Freezing rain: Many will remember this event as a nightmare for travelling around. Again, on a Saturday, December 30th, 1995, this time around, freezing rain coated just about every surface imaginable that morning. Driving, yet alone walking was impossible for the rest of the day. There were scores of road accidents and people falling over. Thankfully it was on the weekend and lasted just a day or so.

Storm force winds: Christmas Day 1990 saw an active line squall (a cold front on the back edge of a low-pressure system) crossed around 11am that morning, and wind speeds increased to over 80mph for around 10-15 minutes as the front passed through. It was strong enough to damage the roof on the residential home at Dryleaze, Wotton-under-Edge. The fire service attended from Wotton and Dursley stations to make it all safe. Dursley firemen had to turn back by Cotswold Edge Golf Club because a tree had blown down and go back through the town and onward via North Nibley.

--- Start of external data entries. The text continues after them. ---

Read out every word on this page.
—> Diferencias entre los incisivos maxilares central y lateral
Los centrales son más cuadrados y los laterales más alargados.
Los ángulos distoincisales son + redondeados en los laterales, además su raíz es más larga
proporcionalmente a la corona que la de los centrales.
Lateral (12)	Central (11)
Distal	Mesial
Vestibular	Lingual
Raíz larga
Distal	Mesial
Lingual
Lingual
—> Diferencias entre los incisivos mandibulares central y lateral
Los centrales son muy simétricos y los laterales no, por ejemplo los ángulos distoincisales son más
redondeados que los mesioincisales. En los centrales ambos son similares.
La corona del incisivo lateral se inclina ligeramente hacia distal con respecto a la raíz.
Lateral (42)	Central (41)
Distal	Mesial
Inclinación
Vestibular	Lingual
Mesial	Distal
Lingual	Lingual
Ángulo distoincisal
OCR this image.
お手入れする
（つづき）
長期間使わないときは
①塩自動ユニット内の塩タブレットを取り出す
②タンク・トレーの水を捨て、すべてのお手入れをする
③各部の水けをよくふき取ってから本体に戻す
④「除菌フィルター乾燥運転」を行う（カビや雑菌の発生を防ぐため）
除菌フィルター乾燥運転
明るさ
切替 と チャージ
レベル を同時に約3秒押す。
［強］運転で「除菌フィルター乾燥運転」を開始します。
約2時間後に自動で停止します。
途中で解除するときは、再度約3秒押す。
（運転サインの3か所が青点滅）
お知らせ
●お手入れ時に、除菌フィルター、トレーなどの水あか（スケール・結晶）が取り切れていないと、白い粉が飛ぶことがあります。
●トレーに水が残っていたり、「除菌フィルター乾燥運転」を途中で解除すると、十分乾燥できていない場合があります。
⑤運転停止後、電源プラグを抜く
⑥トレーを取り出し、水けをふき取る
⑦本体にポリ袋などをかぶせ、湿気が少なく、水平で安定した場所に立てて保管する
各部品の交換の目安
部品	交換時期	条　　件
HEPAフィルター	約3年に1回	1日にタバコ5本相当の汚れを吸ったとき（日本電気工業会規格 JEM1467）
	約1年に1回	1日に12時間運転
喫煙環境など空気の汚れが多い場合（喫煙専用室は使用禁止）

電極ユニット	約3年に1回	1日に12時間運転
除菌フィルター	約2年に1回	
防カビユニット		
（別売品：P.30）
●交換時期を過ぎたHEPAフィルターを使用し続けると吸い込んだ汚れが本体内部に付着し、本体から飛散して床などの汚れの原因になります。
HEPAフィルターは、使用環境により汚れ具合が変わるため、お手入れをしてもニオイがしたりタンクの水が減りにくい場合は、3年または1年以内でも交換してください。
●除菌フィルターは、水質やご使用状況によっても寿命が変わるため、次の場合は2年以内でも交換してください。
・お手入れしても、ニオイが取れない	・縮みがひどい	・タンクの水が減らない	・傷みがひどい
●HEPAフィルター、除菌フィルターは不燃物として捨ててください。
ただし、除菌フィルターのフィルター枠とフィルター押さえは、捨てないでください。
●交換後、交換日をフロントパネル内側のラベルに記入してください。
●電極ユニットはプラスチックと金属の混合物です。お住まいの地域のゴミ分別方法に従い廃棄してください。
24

Christmas warmth and cold: The coldest Christmases were 1962 and 2010. Temperatures down to between -8C and -10C. Indeed, December 2010 was the coldest December since 1890! 1962 saw the start of the coldest winter since 1739-40… 223 years!!!

Fast forward five years and December 2015, was truly our warmest on record. A stormy and wet month throughout, and southerly air saw Christmas day reach 14C  and Boxing Day even higher at 14.3C (58F) more like May than December as records were broken across Great Britain.